Cloud Scale Challenge
How do you get around 20 people to invest crazy amounts of personal time and energy into learning technologies that are important to know, but do not directly impact their day-to-day work lives? Turn it into a competition!
Over the past several months, eight teams from the Pariveda Solutions Dallas office have worked tirelessly to design and implement a cloud-based architecture that a perspective client could be interested in, today. Each team had to meet a minimum set of requirements (more on that below), as well as implement their cloud architecture in both AWS and Microsoft Azure. We called this event the 2014 Cloud Scale Challenge - the first of its kind.
Last week, we hosted Demo Day where each team had an opportunity to show the group what they built and try to beat the competition in a measure of cost vs. performance. We had some interesting solutions, approaches, and lessons learned that are outlined below.
The Rules
The goal of this competition was to have each team design a simple E-Commerce application that can process large transaction volumes. This involved creating a suite of services to power the application, as well as a simple front-end to demonstrate functionality. Finally, each team had to come up with their own method of proving performance.
Each team was required to successfully meet these requirements on both AWS and Azure, but they get to choose which solution to use during the competition. To make things even more interesting, each cloud solution had to consist of at least three services from each provider (EC2, S3, etc.)
User Features - Create a website that performs the following actions
- List products (100+ unique SKUs)
- Search for a product by name or SKU
- Create an order
- Add an item to an existing order
- Submit order
Service SLAs- The system must handle the following request volumes
- 10,000 concurrent product search requests (10,000/second)
- 30,000 add item requests per minute (500+/second)
- 3,000 submit order requests per minute (50+/second)
Performance SLAs
- All orders and line items must persist to the backing store within 10 seconds of the request
- OK response must come within 500 milliseconds of the request
- Search results must return to the user in less than 1 second
The Scoring
The team that wins must have the best score in two of the three categories above. In the event of a tie, the leading teams must compete with their other solution.
Technology Choices
I was surprised to find that the teams were split down the middle between competing with their AWS and Azure solutions. We were right at 50%. Here are the unique technology stack decisions made across the competition.
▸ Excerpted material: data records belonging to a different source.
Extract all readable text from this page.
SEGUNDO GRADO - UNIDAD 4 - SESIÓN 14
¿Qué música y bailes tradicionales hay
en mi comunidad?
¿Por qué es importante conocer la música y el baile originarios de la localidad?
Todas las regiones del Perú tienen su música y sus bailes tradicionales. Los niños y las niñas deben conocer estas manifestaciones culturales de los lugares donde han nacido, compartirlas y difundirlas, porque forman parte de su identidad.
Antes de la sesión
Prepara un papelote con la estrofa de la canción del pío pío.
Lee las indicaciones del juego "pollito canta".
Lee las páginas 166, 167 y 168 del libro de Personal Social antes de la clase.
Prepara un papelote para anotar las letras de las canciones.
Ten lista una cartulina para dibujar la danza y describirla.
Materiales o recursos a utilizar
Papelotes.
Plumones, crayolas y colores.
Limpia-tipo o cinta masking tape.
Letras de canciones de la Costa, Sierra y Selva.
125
- Azure - PaaS - C# - Windows
- Azure - PaaS - Node.js - Linux
- AWS - Java - Linux
- AWS - Node.js - Linux
- AWS - Node.js - Windows
Three of the teams ended up starting with one technology stack, and then completely pivoting to a different language and OS midway through the competition because they weren't getting the results they expected.
Architecture Approaches
As you might expect, the architecture implementation a team ended up with was the key driver of success or failure in this competition. Any software developer on the planet can create a good enough solution and throw tons of computing power at the problem to meet their performance demands - a strategy that will bankrupt the infrastructure budget of even the largest companies. However, it takes a skilled cloud architect to analyze the various trade-offs each decision incurs and strive to make lots of really good small decisions to succeed.
Here's the AWS architecture that one of the better-performing teams put together - in both cost and performance.
Lessons Learned
This was my favorite part of the day. Each team had a wealth of knowledge and experience to speak about that didn't exist just a few months prior to the competition. Everyone unanimously agreed that they are much more comfortable with cloud technologies, and feel confident they could join any cloud-based project and hit the ground running. Mission accomplished.
In addition, there were some more nuanced lessons learned that are outlined below:
- The teams had a unique opportunity to create a solution from scratch: File->New Project. This is something that some of them haven't done in a long time due to working on larger, more established projects.
- The knowledge gained with one cloud provider (i.e., Azure) does not necessarily help you in the other.
- Teams that started focusing on Azure’s Platform as a Service (PaaS) tended to use their Azure solution for the competition.
- Creating a solution that works across both cloud providers with minimal code changes, restricted teams from using services that are unique across a single provider (PaaS on Azure).
- AWS charges you for the whole hour, even if you spin an EC2 instance up for just a few seconds.
- The team that had the best raw performance focused intently on the low-level aspects of their solution: frameworks, web servers, operating systems, and programming languages. They didn't pick what was familiar to them, they picked what would perform best.
- Scaling out (adding more machines) is more effective than scaling up (adding more compute resources).
Conclusion
When we set out to create this competition, our goal was simple. Incentiveize people to get up-to-speed on technology platforms that are desperately needed in the industry. We didn't know what the response would be, how applicable the experience would be, or even how many teams would be able to finish.
At the end of demo day, we felt like the results far exceeded our expectations. The teams impressed us with their tenacity and intuitive problem solving abilities, and there was a high level of excitement and passion around the subject area.
We consider the 2014 Cloud Scale Challenge an overwhelming success and I can't wait to see what the teams come up with next year.